In Nigeria, issues have arisen as to whether tax disputes are arbitrable. This was the argument in the case Federal Inland Revenue Service v. Nigeria National Petroleum Corporation & ors (Unreported Suit No. FHC/ABJ/CS/774/11: judgment delivered on 29th February, 2012) where the Court of Appeal held that disputes arising out of Petroleum Sharing Contract having tax implications are tax disputes not subject to arbitration.
However, a different decision was reached by the court in Esso Exploration & Production Nig. Ltd and Shell Nigeria Exploration & Production Company Ltd v Federal Inland Revenue Service, and Nigeria National Petroleum Corporation (Unreported Appeal No. CA/A/507/2012: judgment delivered on 22nd July, 2016), where the court distinguished between a contractual dispute and tax dispute.

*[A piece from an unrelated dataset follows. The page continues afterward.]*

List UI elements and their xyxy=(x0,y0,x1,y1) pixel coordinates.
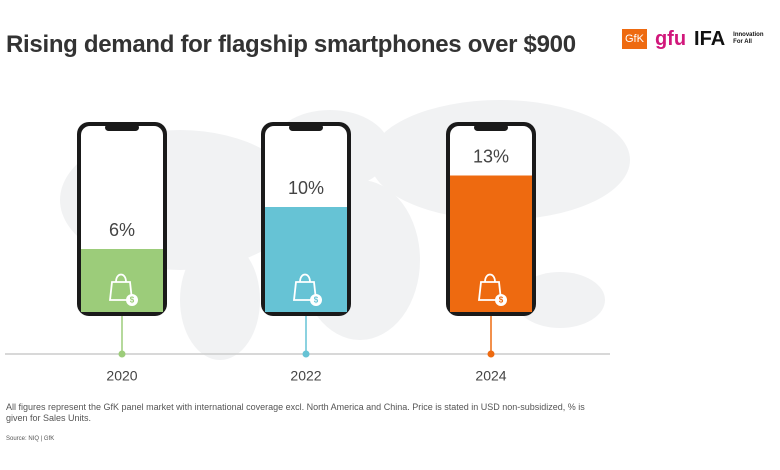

Furthermore, trade dispute is not arbitrable. In addition, the court in the case of BCC Tropicals (Nig) Ltd v Government of Yobe State of Nigeria & Anor (2011 LPELR-9230) CA, noted that disputes that can be submitted to arbitration must be justiceable and must be triable as a civil matter. It includes disputes about real or personal property, and contractual relationship.
However, some authors are of the opinion that not all justiceable civil matter is arbitrable. Asouzu, averred that matters such as trademark, patents and designs, and copy rights are not arbitrable as provided by section 251 of the 1999 Constitution of the Federal Republic of Nigeria. Ezejiofor relying on the position of the court in the case of Kano State Urban Development Board v Fanz Construction Ltd added that such dispute must be such that can be compromised by accord and satisfaction, terms of a deed of separation between husband and wife as well as pending issues before a court which parties consented and obtained leave of court for transfer to arbitration.
More so, specific questions of law such as the construction of a document can be referred to arbitration. Note that criminal matters, fraud, illegal contract inconsistent with government orders, disputes emanating from void transactions e.g. wagering and gaming contracts, an indictment for an offence of public nature cannot be referred to arbitration.
Having seen the vital factors that should be considered in choosing arbitration over litigation, it is important to note that the nature of the dispute matters as well. This is because not all disputes can be resolved by arbitration in Nigeria.